Leary ani więc nie był pierwszy, ani ostatni. Był krzykaczem, który bardziej zaszkodził, niż pomógł.
Prowadzone na długo przed nim (a to jest baaardzo ciekawe) eksperymenty miały więcej wspólnego z establishmentem niż kontrkulturą. Pollan jest zresztą zdania, że kontrkultura - a więc, jeśli dobrze rozumiem: Lato Miłości, Charles Manson, beatnicy, Allen Ginsberg i Woodstock - była efektem prowadzonego przez CIA eksperymentu, który w pewnym momencie wyrwał się spod kontroli. Pomijając Gordona Wassona (bankiera z Wall Street, "odkrywcy" Marii Sabiny), autor sporo uwagi poświęca Alowi Hubbardowi, wpływowej postaci powiązanej z amerykańskim wywiadem. Gdyby nie on, informacja o istnieniu LSD prawdopodobnie nie przedostałaby się do masowego obiegu w Stanach Zjednoczonych lat 50-tych i 60-tych.
Tę dwuznaczność psychodelików dobrze widać w ich podstawowej właściwości, której dotąd nie poświęcano należytej uwagi.

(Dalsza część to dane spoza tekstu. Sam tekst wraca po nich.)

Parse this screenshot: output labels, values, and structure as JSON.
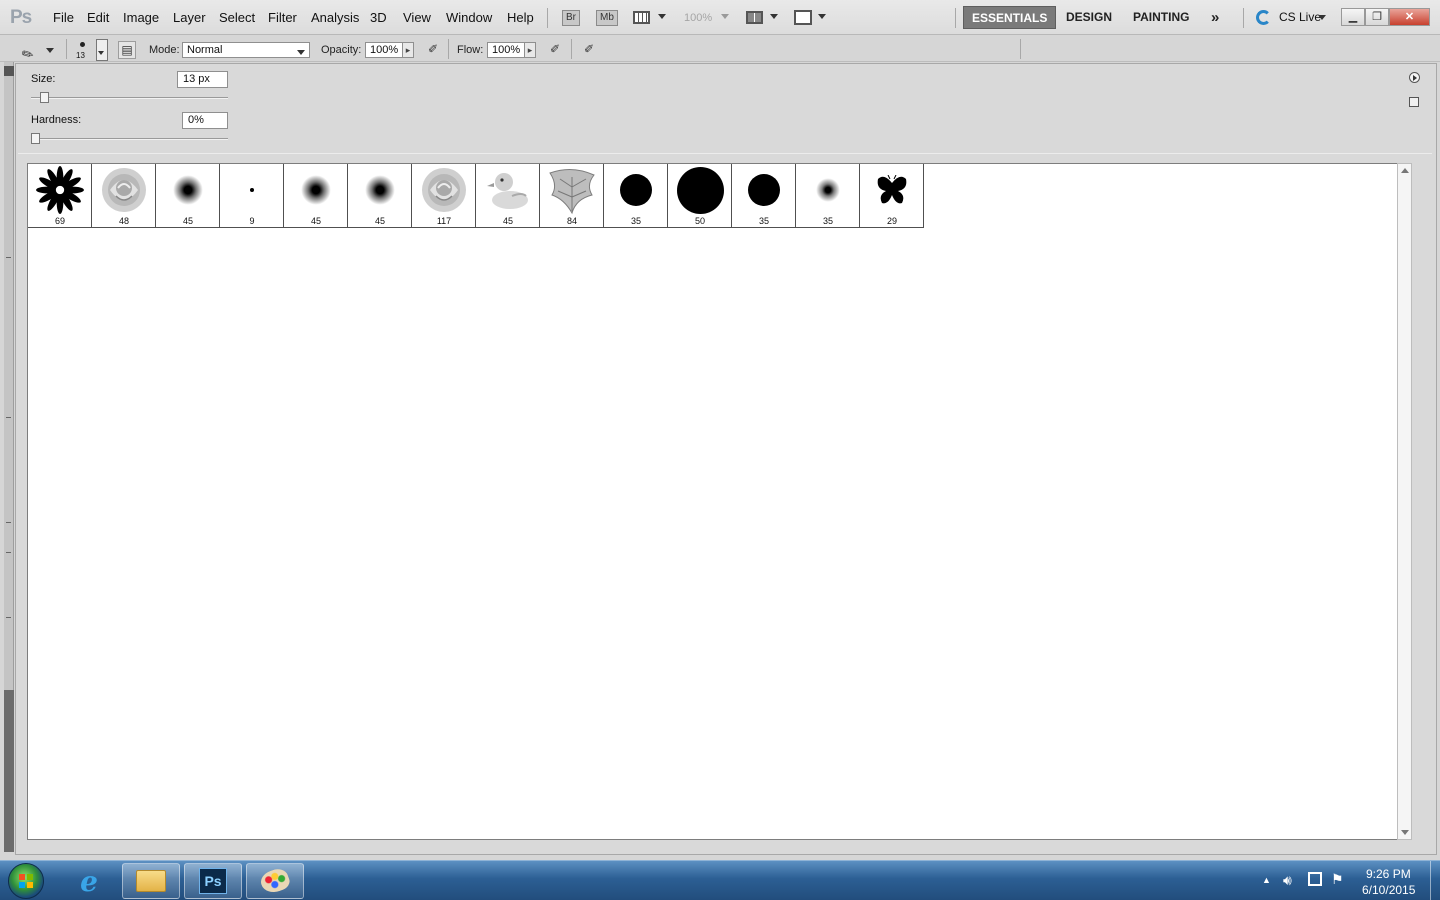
{
  "app": {
    "logo": "Ps",
    "menu": [
      "File",
      "Edit",
      "Image",
      "Layer",
      "Select",
      "Filter",
      "Analysis",
      "3D",
      "View",
      "Window",
      "Help"
    ],
    "bridge_label": "Br",
    "minibridge_label": "Mb",
    "zoom_level": "100%",
    "workspaces": [
      "ESSENTIALS",
      "DESIGN",
      "PAINTING"
    ],
    "active_workspace": "ESSENTIALS",
    "cs_live": "CS Live"
  },
  "options_bar": {
    "brush_size_small": "13",
    "mode_label": "Mode:",
    "mode_value": "Normal",
    "opacity_label": "Opacity:",
    "opacity_value": "100%",
    "flow_label": "Flow:",
    "flow_value": "100%"
  },
  "brush_picker": {
    "size_label": "Size:",
    "size_value": "13 px",
    "size_fraction": 0.05,
    "hardness_label": "Hardness:",
    "hardness_value": "0%",
    "hardness_fraction": 0.0,
    "presets": [
      {
        "kind": "starburst",
        "size": "69"
      },
      {
        "kind": "rose",
        "size": "48"
      },
      {
        "kind": "soft-round",
        "size": "45"
      },
      {
        "kind": "tiny-dot",
        "size": "9"
      },
      {
        "kind": "soft-round",
        "size": "45"
      },
      {
        "kind": "soft-round",
        "size": "45"
      },
      {
        "kind": "rose",
        "size": "117"
      },
      {
        "kind": "duck",
        "size": "45"
      },
      {
        "kind": "leaf",
        "size": "84"
      },
      {
        "kind": "hard-round",
        "size": "35"
      },
      {
        "kind": "hard-round-large",
        "size": "50"
      },
      {
        "kind": "hard-round",
        "size": "35"
      },
      {
        "kind": "soft-round-small",
        "size": "35"
      },
      {
        "kind": "butterfly",
        "size": "29"
      }
    ]
  },
  "taskbar": {
    "items": [
      "start",
      "internet-explorer",
      "file-explorer",
      "photoshop",
      "paint"
    ],
    "time": "9:26 PM",
    "date": "6/10/2015"
  },
  "colors": {
    "chrome": "#d6d6d6",
    "active_workspace": "#7a7a7a",
    "taskbar": "#2c5f94"
  }
}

Meskalina czy psylocybina dramatycznie zwiększają podatność na sugestię. Na ile więc, powszechnie im przypisywane, doświadczenia unii z Absolutem, wyjścia poza ego czy harmonii z naturą są immanentnym efektem ich zażywania, a na ile warunków i nastawień (set & settings)?
Być może doświadczenia te nie są wcale korelatem obecności psylocybiny czy kwasu lizerginowego w ciele człowieka, ale kulturowo indukowanych memów (Pollan: "To, co dla jednej osoby było 'depersonalizacją', dla kogoś innego mogło być 'poczuciem jedności'"). Zdaniem Pollana współczesne, globalne doświadczenie halucynogenne zostało w dużej mierze ukształtowane nie przez pejotl czy grzyby, ale przez prace takie jak "Drzwi percepcji". Wielcy pisarze pokroju Huxleya "odciskają piętno na świecie za sprawą swoich umysłów, a doświadczenie psychodeliczne już zawsze będzie nosić niezatarty ślad pozostawiony przez Huxleya".
Wszakże jedno wydaje się niezmienną cechą doświadczenia psychodelicznego, niezależną od otoczenia i nastawienia. Sugeruje ją ich nazwa będąca złożeniem dwóch greckich słów: "psyche" oraz "delos" (objawiający/pokazujący). Psychodeliki to zatem środki "objawiające/pokazujące umysł".
Co w tym szczególnego? Od siebie dodam, że zdaniem takich myślicieli, jak Thomas Metzinger, spędzamy życia w tunelach Ego, których ściany według filozofa mają być "transparentne", przezroczyste. Innymi słowy: wszystko to, co podsuwa nam umysł traktujemy serio, jak rzeczywistość; nie dostrzegamy reprezentacyjnego charakteru naszych spostrzeżeń oraz myśli.
Po przeczytaniu książki Pollana zaryzykowałbym tezę, iż dzięki psychodelikom ściany tunelu Ego tracą cechę przezroczystości, a podmiot uzyskuje bezpośredni wgląd w prawdziwą naturę doświadczenia będącego tworzoną w czasie rzeczywistym przez mózg symulacją.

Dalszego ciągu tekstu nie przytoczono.